Ainsi donc, Amnesty, du haut de sa compétence universelle, critique les mesures prises par la Suisse dans la lutte de notre pays contre le Covid. « Ces mesures, constate cette ONG, ont restreint de façon disproportionnée le droit à la liberté d’expression et de réunion ».

Rarement on aura vu Amnesty faire preuve de pareille arrogance. Explicitement elle entend nous faire comprendre que le gouvernement suisse (comme ceux de nos voisins) n’ont pas su s’y prendre comme il aurait fallu pour à la fois lutter contre la pandémie et protéger les droits individuels. Implicitement, elle adopte le costume du maître qui sait, lui, comment résoudre l’antinomie millénaire qu’affronte l’humanité dans sa recherche de l’intérêt général sans malmener les droits individuels. Au surplus, il apparaît qu’Amnesty aurait mieux su que nos autorités mener une coopération internationale durant la crise et traiter avec plus d’efficacité et de justice les demandes d’asile, les inégalités sociales et la pauvreté.

Ces autorités ne sont certes pas restées à l’abris de quelques erreurs dont on peut penser, après coup, qu’elles étaient évitables. Mais on ne saurait nier que, globalement et au vu des connaissances disponibles, elles ont su affronter la pandémie en trouvant le meilleur équilibre possible entre les impératifs sanitaires et les exigences économiques. Et, on doit reconnaître, n’en déplaise aux donneurs de leçons d’Amnesty, que le Conseil fédéral et les cantons ont réussi, dans les exigences qu’ils ont formulées, à privilégier l’intérêt général sans pour autant réduire de manière inacceptable les droits individuels.

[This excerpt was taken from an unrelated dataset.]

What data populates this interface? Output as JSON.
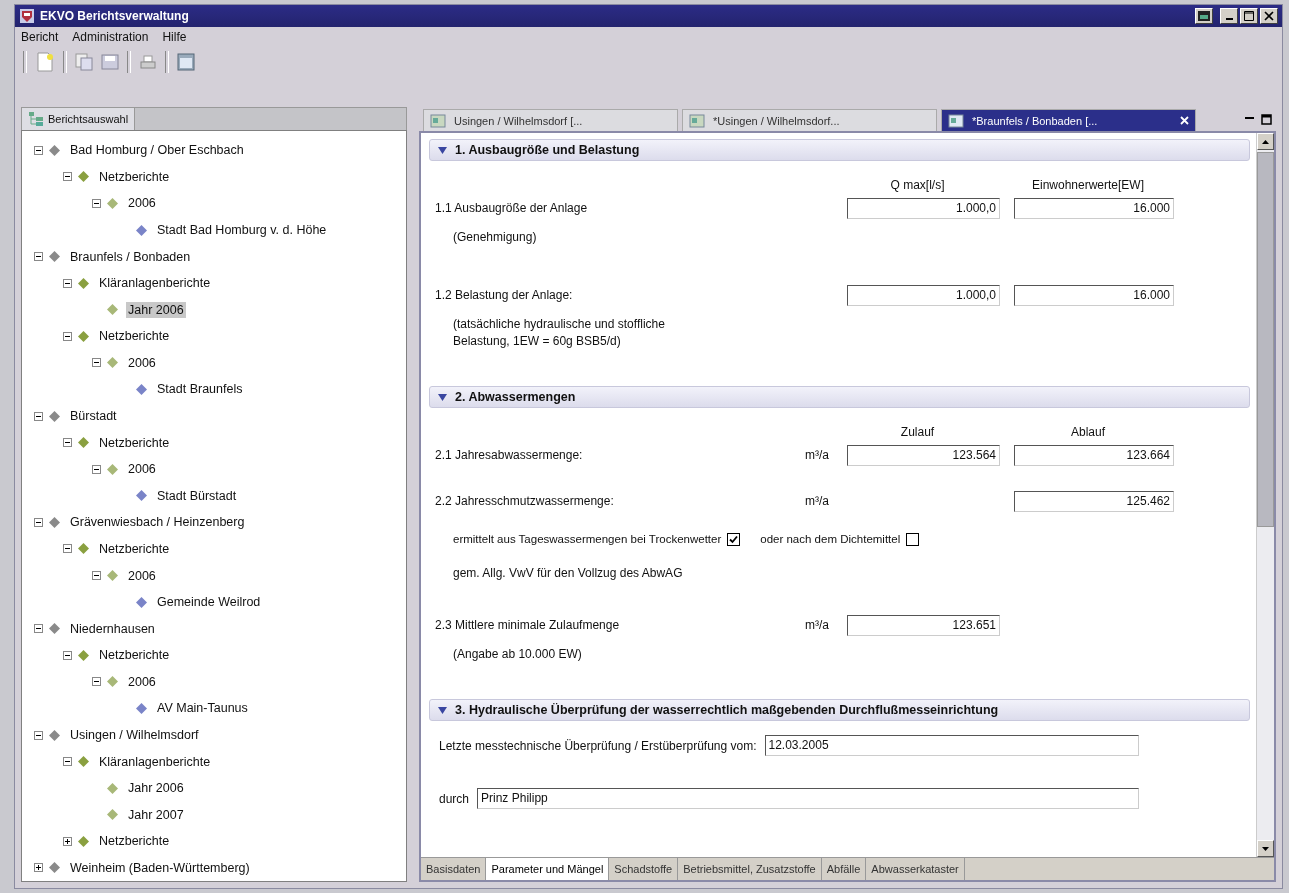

Mais ce sont des constats que ne veulent pas accepter les ONG qui, comme Amnesty, vivent de leur capacité à faire croire à chaque occasion que les droits de l’Homme sont bafoués, sans jamais faire la part dans leurs jugements péremptoires de la primauté de l’intérêt général.

Voilà qui explique pourquoi leur dernier communiqué constitue une caricature de désinformation.